Ещё раза два Сухан Скупой перепрятывал свой сундук - всё дальше и дальше от дома. Как ни странно, на глаза он не попался никому, не зря, видно, говорят, что безумному сам аллах в руки посох вкладывает. Жена, поглядев первый раз, как он грузит свои узелки на верблюда, суеверно поплевала за ворот: слава аллаху, увозит своё золото, может, человеком вернётся.

Ожидания её не оправдались. В одно прекрасное утро ранние аульчане стали свидетелями необычного явления - Сухан Скупой готовился к переезду: кибитки были разобраны и навьючены на верблюдов, жена, дети и родственники метались, увязывая остатки скарба. Сам Сухан Скупой деловито и немногословно отдавал распоряжения. И не успели люди ещё сообразить что к чему, как нестройный караван двинулся в сторону Каракумов.

- В добрый путь! - послышались запоздалые голоса.

- Не обижайтесь на нас!

- Будьте здоровы!

- Решил переезжать, Сухан-ага? - ни к селу ни к городу осведомился кто-то: и так было видно, что, в гости едучи, кибитку не разбирают.
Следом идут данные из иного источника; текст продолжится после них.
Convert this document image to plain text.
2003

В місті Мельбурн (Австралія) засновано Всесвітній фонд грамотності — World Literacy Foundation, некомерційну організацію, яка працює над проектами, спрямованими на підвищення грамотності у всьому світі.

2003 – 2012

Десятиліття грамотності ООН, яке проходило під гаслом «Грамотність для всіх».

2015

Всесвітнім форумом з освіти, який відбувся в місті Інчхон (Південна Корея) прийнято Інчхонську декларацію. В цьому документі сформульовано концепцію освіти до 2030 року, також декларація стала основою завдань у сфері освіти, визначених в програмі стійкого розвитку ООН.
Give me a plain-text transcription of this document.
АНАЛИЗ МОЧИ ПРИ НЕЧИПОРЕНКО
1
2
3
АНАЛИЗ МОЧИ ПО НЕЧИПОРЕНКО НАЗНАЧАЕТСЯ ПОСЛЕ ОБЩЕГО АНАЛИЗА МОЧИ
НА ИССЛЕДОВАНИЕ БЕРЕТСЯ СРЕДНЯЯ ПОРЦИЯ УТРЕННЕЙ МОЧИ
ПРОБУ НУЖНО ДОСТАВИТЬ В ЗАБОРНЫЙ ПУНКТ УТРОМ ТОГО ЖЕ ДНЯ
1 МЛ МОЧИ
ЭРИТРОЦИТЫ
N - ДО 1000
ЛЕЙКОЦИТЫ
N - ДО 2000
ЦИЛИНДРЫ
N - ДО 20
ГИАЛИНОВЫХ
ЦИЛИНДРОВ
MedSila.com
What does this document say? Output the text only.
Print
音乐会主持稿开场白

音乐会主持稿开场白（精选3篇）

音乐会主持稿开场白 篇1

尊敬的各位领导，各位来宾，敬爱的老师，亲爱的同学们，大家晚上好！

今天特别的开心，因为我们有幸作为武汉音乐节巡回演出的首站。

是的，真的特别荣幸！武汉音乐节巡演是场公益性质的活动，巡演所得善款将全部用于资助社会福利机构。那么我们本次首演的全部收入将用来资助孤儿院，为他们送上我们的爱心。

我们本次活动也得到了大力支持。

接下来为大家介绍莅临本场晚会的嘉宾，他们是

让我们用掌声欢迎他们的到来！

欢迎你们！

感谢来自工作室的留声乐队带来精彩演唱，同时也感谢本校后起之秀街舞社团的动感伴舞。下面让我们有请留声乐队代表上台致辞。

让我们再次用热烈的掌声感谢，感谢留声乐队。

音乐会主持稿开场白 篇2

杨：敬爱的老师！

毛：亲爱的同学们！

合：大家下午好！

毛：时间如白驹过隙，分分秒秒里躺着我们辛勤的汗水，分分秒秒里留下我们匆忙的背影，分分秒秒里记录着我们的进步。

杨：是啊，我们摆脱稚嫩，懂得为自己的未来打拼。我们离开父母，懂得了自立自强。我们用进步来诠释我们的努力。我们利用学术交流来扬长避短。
Сухан Скупой кивнул обшарпанным тельпеком:

- Решили. Предками сказано: "Тронешь огонь погаснет, тронешь соседа - съедет". Мы такими соседями оказались.

Так и уехал Сухан Скупой. Распахнули Каракумы перед ним одни из многих тысяч своих въезжих ворот, и кому ведомо, какие ворота Великой пустыни откроются, если беглец задумает вернуться к людям.